During the middle of 2006, while I was still CEO of Hyde Park Electronics, I had a discussion with my wife about what I wanted to do next. Working together she and I, and and the rest of her family, had successfully grown and then sold our family business. After the sale to Schneider Electric in 2003, I stayed on to manage the integration of the business into Schneider, and to help grow the automation business for Schneider in the United States. It was more than three years after we had sold the business, and I had determined it was time for me to start something new, it was time to move on.
So in the middle of 2006 my wife and I started a new venture, Rough Air Associates. We had two goals in mind, one was to do consulting and coaching for family concerns, and the other was to find small businesses in the Dayton, Ohio area we could acquire, manage and grow. That first year we did $1,000 in total revenue for Rough Air, and we lost $6,000. We continued to put capital into our new venture, and as of today Rough Air and its affiliates operate out of two locations with 20 employees and more than $2 million in sales. We are by no means a large company, and I am sure there are more interesting entrepreneurial growth stories out there, but we have certainly built something we can be proud of, again!
Having spent the better part of my career working as, for, or with entrepreneurs I have come to the conclusion that successful entrepreneurs are a very rare breed, and possess several common characteristics that differentiate them from the pack. Although the ability to spot market opportunities and capitalize on them is a key, and “rat like cunning” can make a huge difference, there are some basics that will help you understand whether or not you have what is needed to be a successful business owner. If you wish to be an entrepreneur, and you don’t possess all of these characteristics, then I would suggest not leaving your day job. If you find yourself running your own business, and you lack these traits, I suggest finding a way to build them, quickly. Here are the traits that separate the successful business owners from the not so successful:
1) You need a high capacity for work – A successful entrepreneur has to be able to do a lot, and has to be willing to do a lot. Most of the time, especially when starting out, you will not be able to staff it out. If something needs done you will find that you may be the only person around to do it. Many look at entrepreneurship and relish the thought of being their own boss, most forget that while being your own boss comes with great benefits, it also comes with great responsibility. You have to be willing to roll up your sleeves and jump in to just about anything, and you need the mental and physical energy required to get things done.
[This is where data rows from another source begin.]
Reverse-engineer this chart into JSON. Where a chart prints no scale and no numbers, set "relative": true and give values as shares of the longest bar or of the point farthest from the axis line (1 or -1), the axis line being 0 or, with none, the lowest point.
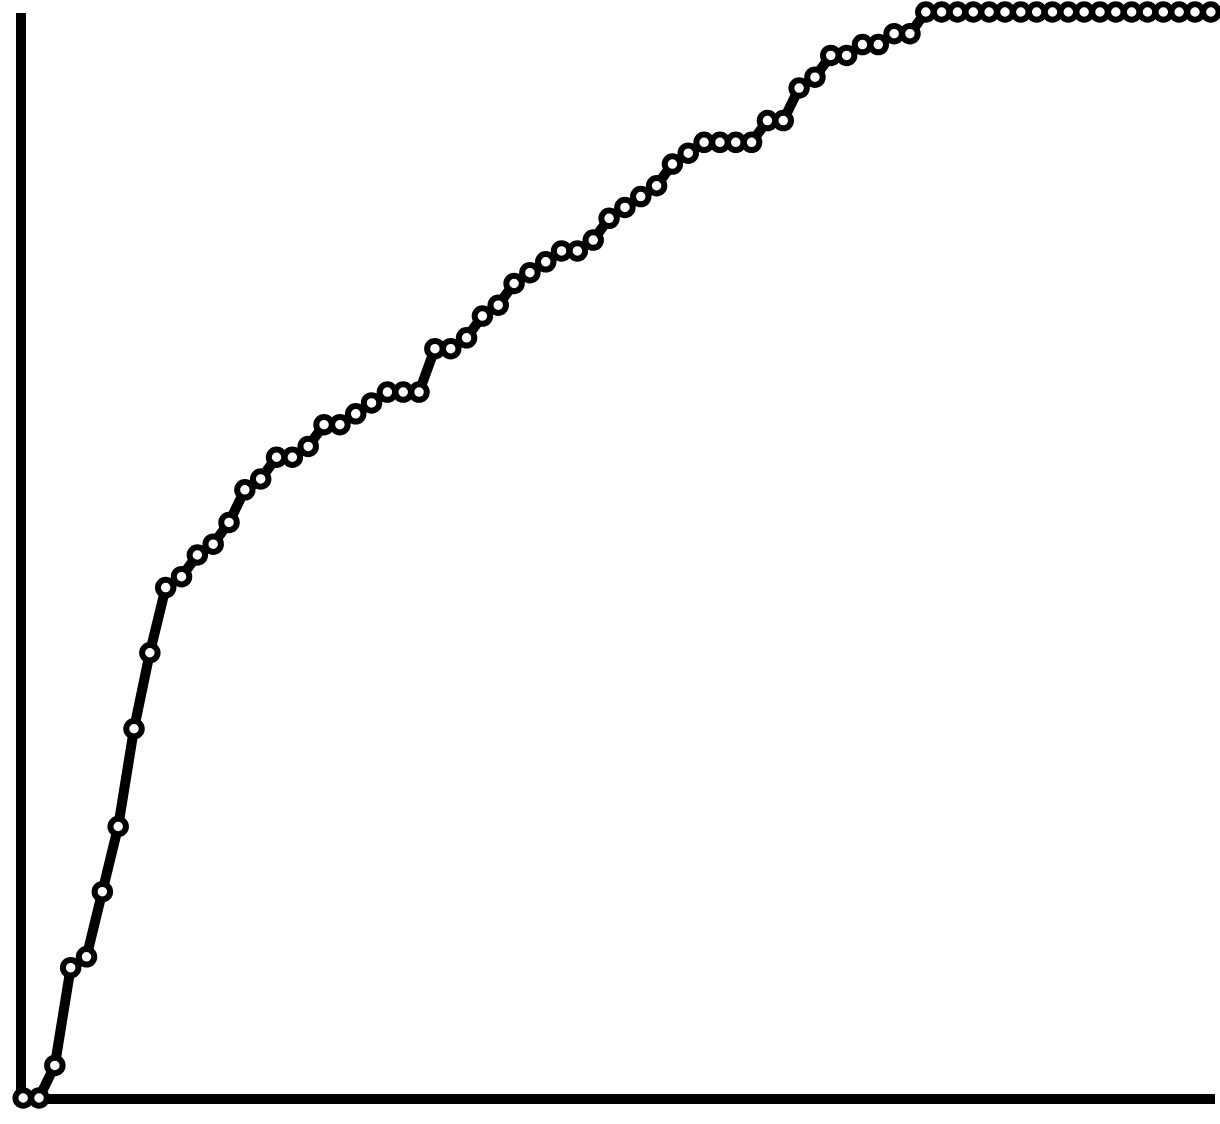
{
  "chart_data": {
    "type": "line",
    "relative": true,
    "marker": "circle",
    "line_style": "solid",
    "color": "#000000",
    "categories": [
      null,
      null,
      null,
      null,
      null,
      null,
      null,
      null,
      null,
      null,
      null,
      null,
      null,
      null,
      null,
      null,
      null,
      null,
      null,
      null,
      null,
      null,
      null,
      null,
      null,
      null,
      null,
      null,
      null,
      null,
      null,
      null,
      null,
      null,
      null,
      null,
      null,
      null,
      null,
      null,
      null,
      null,
      null,
      null,
      null,
      null,
      null,
      null,
      null,
      null,
      null,
      null,
      null,
      null,
      null,
      null,
      null,
      null,
      null,
      null,
      null,
      null,
      null,
      null,
      null,
      null,
      null,
      null,
      null,
      null,
      null,
      null,
      null,
      null,
      null,
      null
    ],
    "values": [
      0,
      0,
      0.03,
      0.12,
      0.13,
      0.19,
      0.25,
      0.34,
      0.41,
      0.47,
      0.48,
      0.5,
      0.51,
      0.53,
      0.56,
      0.57,
      0.59,
      0.59,
      0.6,
      0.62,
      0.62,
      0.63,
      0.64,
      0.65,
      0.65,
      0.65,
      0.69,
      0.69,
      0.7,
      0.72,
      0.73,
      0.75,
      0.76,
      0.77,
      0.78,
      0.78,
      0.79,
      0.81,
      0.82,
      0.83,
      0.84,
      0.86,
      0.87,
      0.88,
      0.88,
      0.88,
      0.88,
      0.9,
      0.9,
      0.93,
      0.94,
      0.96,
      0.96,
      0.97,
      0.97,
      0.98,
      0.98,
      1,
      1,
      1,
      1,
      1,
      1,
      1,
      1,
      1,
      1,
      1,
      1,
      1,
      1,
      1,
      1,
      1,
      1,
      1
    ]
  }
}
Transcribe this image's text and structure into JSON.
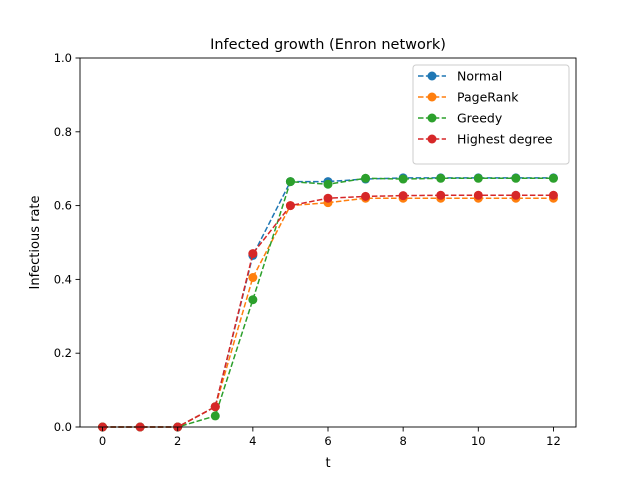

If you are not driven to get a great deal done on any given day, and if you don’t possess the energy to do it, then business ownership may not be for you.
2) An indifference to the time commitment required – Successful business owners are not clock watchers. I am up before 5:00 everyday during the week, in the office just after seven, and with the exception of meal times, and some social activities, I typically find myself working into the evenings. If you are of the mindset that working more than eight hours a day is a burden, then entrepreneurship is not for you. You have to be willing to work as long as it takes to get the job done. Some will say you just need to work smarter, not harder. I think you need to do both. Your will get out of your business exactly what you put into it. If the time commitment required comes as a hassle to you, then you should probably resist putting your capital at risk and taking the entrepreneurial plunge. You must have a strong indifference to the time it will take to create success.
3) A whatever it takes mentality is critical – A high capacity for work and an indifference to your time commitment really add up to being willing to do whatever is required to make your business successful. When you begin to restrict the amount of effort, capital or sacrifice you are willing to put into your business, then you will restrict the amount of success you will get back. Doing whatever it takes can be just about anything (within reason). It could be cleaning the bathrooms, taking out the trash, or going without a paycheck until you can afford to pay yourself. Once you say I am not willing to do that, then you create a self-imposed limit on how successful your business will be.
4) You have to enjoy the planned struggle – I have seen several entrepreneurs who seem to believe the company owes them something. They focus more on their paycheck than they do their business, and they don’t understand that sometimes business ownership is about planned struggle. My in-laws often tell me about eating “tomato sandwiches” when they were first getting Hyde Park started. In the lean times at Hyde Park, and when starting Rough Air, I have gone long stretches without getting paid, with my only satisfaction being the knowledge that I know I am moving my business forward. It has to be about more than just a paycheck, and you better be willing to sacrifice.
5) A persistent determination is required – You have to be determined to never give up your efforts to grow your business. If you don’t play you will have no chance of success, and if you quit in the middle you can never win. Whether times are great, whether times are bad, or whether they are just normal, you must possess a determination to see it through. You need to create a vision of what it is you are trying to achieve and remind yourself of that vision everyday. You then need to build up the determination that makes quitting unthinkable, and success the only option.
Entrepreneurship is not a game you can approach half-way. You can’t stick your toe in to test the water, and then back off if its too hot or too cold. If your desire is to be a successful business owner, then you need to go all in, all of the time. Like any endeavor in life, half-efforts equal half-results. You will get out of business ownership exactly what you put into it. Those that limit what they put in, will limit what they get back!